Our Favorite Oven Roasted Vegetables
More of a method than a recipe, you can swap vegetables in or out. The oven temperature and timing assumes hearty root vegetables (or similar). Less hearty vegetables like yellow squash, zucchini or bell peppers will roast quicker. Keep heartier veggies, like beets and carrots, together on one pan and less hearty veggies, like mushrooms and bell peppers, on another.
You Will Need
2 to 3 pounds hearty vegetables such as potatoes, carrots, winter squashes, beets, turnips, onion, fennel and broccoli stems
2 tablespoons oil such as avocado, grape seed or sunflower oil
1/2 teaspoon fine sea salt
1 1/2 teaspoons dried herbs or 2 tablespoons chopped fresh herbs
Flaky sea salt, as need for serving
Position an oven rack towards the lower third of the oven. Heat the oven to 425 degrees Fahrenheit.
Prepare vegetables by peeling and trimming as needed. Then cut into 1-inch pieces — see notes below for how we prepare most vegetables for roasting.
Scatter vegetables onto a baking sheet and toss with the oil, herbs, and salt. Spread into one layer — if the veggies are too crowded and piling on top of one another, use two baking sheets.

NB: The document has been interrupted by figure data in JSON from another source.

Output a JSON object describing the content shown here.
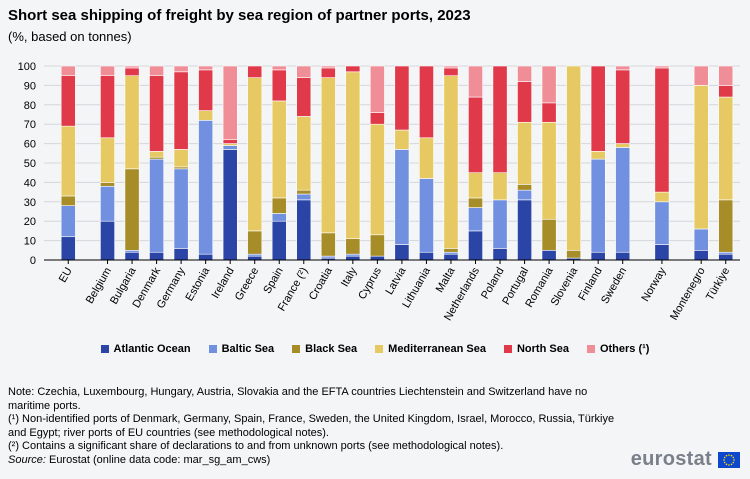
{
  "header": {
    "title": "Short sea shipping of freight by sea region of partner ports, 2023",
    "subtitle": "(%, based on tonnes)"
  },
  "colors": {
    "Atlantic Ocean": "#2b45a6",
    "Baltic Sea": "#7190e0",
    "Black Sea": "#a78d28",
    "Mediterranean Sea": "#e6c962",
    "North Sea": "#e0394a",
    "Others": "#ef8e97"
  },
  "chart_data": {
    "type": "bar",
    "stacked": true,
    "categories": [
      "EU",
      "Belgium",
      "Bulgaria",
      "Denmark",
      "Germany",
      "Estonia",
      "Ireland",
      "Greece",
      "Spain",
      "France (²)",
      "Croatia",
      "Italy",
      "Cyprus",
      "Latvia",
      "Lithuania",
      "Malta",
      "Netherlands",
      "Poland",
      "Portugal",
      "Romania",
      "Slovenia",
      "Finland",
      "Sweden",
      "Norway",
      "Montenegro",
      "Türkiye"
    ],
    "gap_after": [
      "EU",
      "Sweden",
      "Norway"
    ],
    "ylim": [
      0,
      100
    ],
    "yticks": [
      0,
      10,
      20,
      30,
      40,
      50,
      60,
      70,
      80,
      90,
      100
    ],
    "grid": true,
    "legend_position": "bottom",
    "series": [
      {
        "name": "Atlantic Ocean",
        "legend": "Atlantic Ocean",
        "values": [
          12,
          20,
          4,
          4,
          6,
          3,
          57,
          2,
          20,
          31,
          1,
          2,
          2,
          8,
          4,
          3,
          15,
          6,
          31,
          5,
          1,
          4,
          4,
          8,
          5,
          3
        ]
      },
      {
        "name": "Baltic Sea",
        "legend": "Baltic Sea",
        "values": [
          16,
          18,
          1,
          48,
          41,
          69,
          2,
          1,
          4,
          3,
          1,
          1,
          0,
          49,
          38,
          1,
          12,
          25,
          5,
          0,
          0,
          48,
          54,
          22,
          11,
          1
        ]
      },
      {
        "name": "Black Sea",
        "legend": "Black Sea",
        "values": [
          5,
          2,
          42,
          1,
          1,
          0,
          0,
          12,
          8,
          2,
          12,
          8,
          11,
          0,
          0,
          2,
          5,
          0,
          3,
          16,
          4,
          0,
          0,
          0,
          0,
          27
        ]
      },
      {
        "name": "Mediterranean Sea",
        "legend": "Mediterranean Sea",
        "values": [
          36,
          23,
          48,
          3,
          9,
          5,
          1,
          79,
          50,
          38,
          80,
          86,
          57,
          10,
          21,
          89,
          13,
          14,
          32,
          50,
          95,
          4,
          2,
          5,
          74,
          53
        ]
      },
      {
        "name": "North Sea",
        "legend": "North Sea",
        "values": [
          26,
          32,
          4,
          39,
          40,
          21,
          2,
          6,
          16,
          20,
          5,
          3,
          6,
          33,
          37,
          4,
          39,
          55,
          21,
          10,
          0,
          44,
          38,
          64,
          0,
          6
        ]
      },
      {
        "name": "Others",
        "legend": "Others (¹)",
        "values": [
          5,
          5,
          1,
          5,
          3,
          2,
          38,
          0,
          2,
          6,
          1,
          0,
          24,
          0,
          0,
          1,
          16,
          0,
          8,
          19,
          0,
          0,
          2,
          1,
          10,
          10
        ]
      }
    ]
  },
  "notes": {
    "line1": "Note: Czechia, Luxembourg, Hungary, Austria, Slovakia and the EFTA countries Liechtenstein and Switzerland have no maritime ports.",
    "line2": "(¹) Non-identified ports of Denmark, Germany, Spain, France, Sweden, the United Kingdom, Israel, Morocco, Russia, Türkiye and Egypt; river ports of EU countries (see methodological notes).",
    "line3": "(²) Contains a significant share of declarations to and from unknown ports (see methodological notes).",
    "source_label": "Source:",
    "source_text": " Eurostat (online data code: mar_sg_am_cws)"
  },
  "logo": {
    "text": "eurostat"
  }
}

Roast, stirring a few times during cooking until well browned and tender, 30 to 60 minutes. Serve with a light sprinkle of flaky sea salt as needed.
Adam and Joanne's Tips
- Foil or parchment paper? Vegetables roast best when placed onto an unlined baking sheet, which means a little more clean-up. Lining with foil is an option. The veggies roast almost as well and the clean-up is easy. Parchment paper is also an option. Keep in mind that the vegetables will not brown as much when compared to roasted on an unlined pan.
- Potatoes: Keep the skins on when roasting thin-skinned potatoes or sweet potatoes. Peel baking potatoes. Cut into 1-inch pieces or if the potatoes are small, half or quarter them.

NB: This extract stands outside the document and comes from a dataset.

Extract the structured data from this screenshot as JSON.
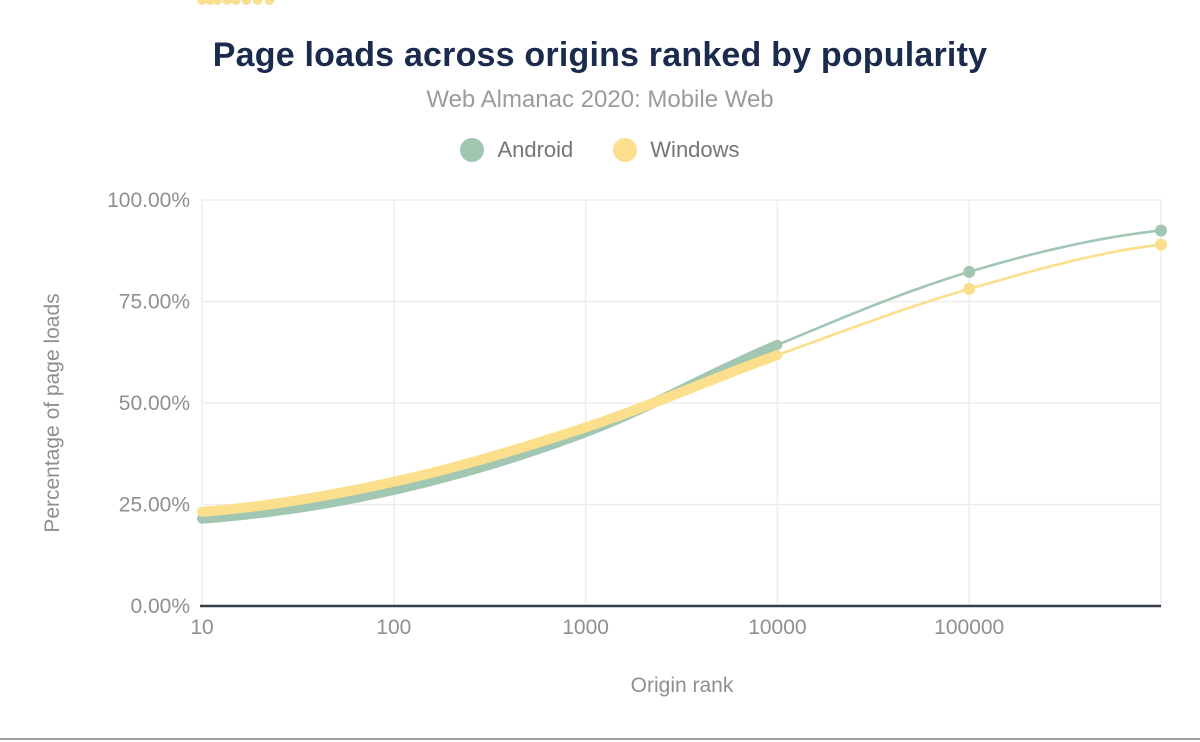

- Winter squashes: Not all squashes need peeling, especially those with thinner skins like delicata or acorn squash. Peel thicker skinned squash like butternut or kabocha.
- Beets, carrots, and turnips: Peeling is optional. We peel when it seems the vegetables are too dirty to scrub clean. Otherwise, the peel is delicious.
- Broccoli stems: Broccoli is excellent when roasted. Peel the tough outer peel and discard about 1/2-inch from the bottom. Cut the rest into 1-inch pieces and roast. To roast the florets, toss them on to the baking sheet a third of the way through roasting.
- Fennel: Cut the fennel bulb in half then make two angled cuts in the center of the bulb to remove the core from each half. The core can be tough, even after roasting. Cut the cored fennel into 1-inch pieces.
- Onion: Onions roast quickly. Prevent over-browning by cutting into slightly larger chunks than the rest of the vegetables — closer to 1 1/2 inches.
- Nutrition facts: The nutrition facts provided below are estimates. We have used the USDA Supertracker recipe calculator to calculate approximate values. Keep in mind that the calculations may change based on what vegetables you roast. We estimated based on what’s in our photos (potatoes, carrots, broccoli stems, onion, and fennel).